The current deal had “created a hulking fatberg of red tape and bureaucracy, one that is hampering the flow of British business”, Starmer said. “We will break that barrier down, unclog the arteries of our economy and allow trade to flourish once more.”

However, he stressed that that any debate on rejoining the EU would be to “look back over our shoulder” and jeopardise public faith in politics, adding: “So let me be very clear: with Labour, Britain will not go back into the EU. We will not be joining the single market. We will not be joining a customs union.”

Ben Bradshaw, the Exeter MP and former minister who is a leading pro-EU voice in the Labour party, said Starmer’s approach was “absolutely right”.

He said: “There is no prospect of us rejoining the EU, single market or customs union anytime soon, not least because [Boris] Johnson has so completely destroyed trust with our European neighbours that any such move would be on far worse terms than those we had before we left.

“There is, however, plenty that we can do to reduce the enormous damage being done to our economy and our relationship with our allies, by fixing the many problems with Johnson’s botched Brexit deal.”

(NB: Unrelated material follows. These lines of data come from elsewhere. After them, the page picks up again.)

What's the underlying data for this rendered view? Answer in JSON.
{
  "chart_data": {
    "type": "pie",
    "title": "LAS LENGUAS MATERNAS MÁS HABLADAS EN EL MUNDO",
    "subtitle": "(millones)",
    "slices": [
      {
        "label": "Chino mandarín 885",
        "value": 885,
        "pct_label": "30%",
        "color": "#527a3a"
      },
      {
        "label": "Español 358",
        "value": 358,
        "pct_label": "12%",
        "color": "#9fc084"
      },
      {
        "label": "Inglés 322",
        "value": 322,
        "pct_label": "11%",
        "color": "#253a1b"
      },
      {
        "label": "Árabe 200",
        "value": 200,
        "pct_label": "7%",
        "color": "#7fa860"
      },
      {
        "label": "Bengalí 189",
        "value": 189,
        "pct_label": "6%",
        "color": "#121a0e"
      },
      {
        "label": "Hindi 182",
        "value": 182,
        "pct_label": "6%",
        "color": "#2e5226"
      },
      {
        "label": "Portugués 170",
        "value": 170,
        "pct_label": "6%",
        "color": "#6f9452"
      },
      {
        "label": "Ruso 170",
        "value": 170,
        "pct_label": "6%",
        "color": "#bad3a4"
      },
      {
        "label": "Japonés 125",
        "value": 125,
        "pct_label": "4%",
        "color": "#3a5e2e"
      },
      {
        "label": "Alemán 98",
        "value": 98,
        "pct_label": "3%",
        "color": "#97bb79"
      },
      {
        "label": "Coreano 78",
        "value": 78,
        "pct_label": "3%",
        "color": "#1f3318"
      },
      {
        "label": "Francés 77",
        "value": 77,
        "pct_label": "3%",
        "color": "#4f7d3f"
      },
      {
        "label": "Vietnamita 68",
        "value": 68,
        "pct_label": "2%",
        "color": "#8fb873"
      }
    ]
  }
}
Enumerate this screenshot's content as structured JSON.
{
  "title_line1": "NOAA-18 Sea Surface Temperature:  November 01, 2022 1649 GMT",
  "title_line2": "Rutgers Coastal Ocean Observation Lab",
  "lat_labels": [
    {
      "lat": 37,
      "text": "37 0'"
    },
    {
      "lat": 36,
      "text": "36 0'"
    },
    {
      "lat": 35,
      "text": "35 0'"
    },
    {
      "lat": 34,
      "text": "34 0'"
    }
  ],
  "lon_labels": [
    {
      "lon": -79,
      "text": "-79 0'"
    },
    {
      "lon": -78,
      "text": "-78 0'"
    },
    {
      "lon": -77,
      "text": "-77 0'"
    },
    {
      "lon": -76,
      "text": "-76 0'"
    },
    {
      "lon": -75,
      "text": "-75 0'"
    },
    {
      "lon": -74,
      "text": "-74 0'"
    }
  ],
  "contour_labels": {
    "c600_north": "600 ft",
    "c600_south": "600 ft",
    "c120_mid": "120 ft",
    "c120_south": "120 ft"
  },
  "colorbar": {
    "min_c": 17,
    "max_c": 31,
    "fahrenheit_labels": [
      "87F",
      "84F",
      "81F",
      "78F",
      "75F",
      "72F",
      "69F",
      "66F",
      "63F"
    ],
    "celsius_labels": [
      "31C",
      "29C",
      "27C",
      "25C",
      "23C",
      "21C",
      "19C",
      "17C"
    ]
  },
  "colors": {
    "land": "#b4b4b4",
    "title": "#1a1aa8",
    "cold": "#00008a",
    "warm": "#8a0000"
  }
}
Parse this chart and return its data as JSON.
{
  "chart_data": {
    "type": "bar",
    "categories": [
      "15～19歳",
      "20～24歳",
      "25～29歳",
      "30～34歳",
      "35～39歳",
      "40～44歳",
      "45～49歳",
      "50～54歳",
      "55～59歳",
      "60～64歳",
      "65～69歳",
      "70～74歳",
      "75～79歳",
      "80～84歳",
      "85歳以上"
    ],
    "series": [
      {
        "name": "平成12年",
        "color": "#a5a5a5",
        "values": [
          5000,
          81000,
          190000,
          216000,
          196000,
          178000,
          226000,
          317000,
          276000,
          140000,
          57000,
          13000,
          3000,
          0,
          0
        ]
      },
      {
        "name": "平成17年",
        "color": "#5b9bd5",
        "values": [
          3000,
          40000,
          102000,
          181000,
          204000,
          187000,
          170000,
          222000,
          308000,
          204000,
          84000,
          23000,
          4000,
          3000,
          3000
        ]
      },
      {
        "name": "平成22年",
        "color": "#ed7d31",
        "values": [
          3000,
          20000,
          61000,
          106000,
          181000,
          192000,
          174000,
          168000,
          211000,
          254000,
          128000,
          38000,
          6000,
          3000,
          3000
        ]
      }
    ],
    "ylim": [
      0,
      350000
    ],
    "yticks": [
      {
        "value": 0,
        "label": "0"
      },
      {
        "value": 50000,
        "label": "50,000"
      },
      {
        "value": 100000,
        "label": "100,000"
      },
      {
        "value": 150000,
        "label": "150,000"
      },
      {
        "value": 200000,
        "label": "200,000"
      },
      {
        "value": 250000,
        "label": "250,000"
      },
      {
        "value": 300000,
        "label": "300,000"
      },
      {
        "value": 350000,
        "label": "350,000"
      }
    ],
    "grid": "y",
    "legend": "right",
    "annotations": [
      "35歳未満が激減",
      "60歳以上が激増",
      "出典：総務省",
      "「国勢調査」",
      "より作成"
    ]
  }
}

Hilary Benn, who formerly chaired the Brexit Commons committee and was another strong proponent of a second referendum, told BBC Radio 4’s the World at One that even rejoining the single market would require a public vote.

“And I have tell you, in my view there is absolutely no appetite for that whatsoever,” he said.

Sarah Olney, the Lib Dems’ trade spokesperson, said Johnson’s deal, which Labour voted for, had done significant damage, and there was a need for “a pragmatic approach that works for the UK”.

In contrast, the SNP said Starmer “has strengthened the case for independence by embracing the Tories’ hard Brexit”, while the Greens said it was “quite perverse of Keir Starmer to stick his head in the sand and insist he will make Brexit work”.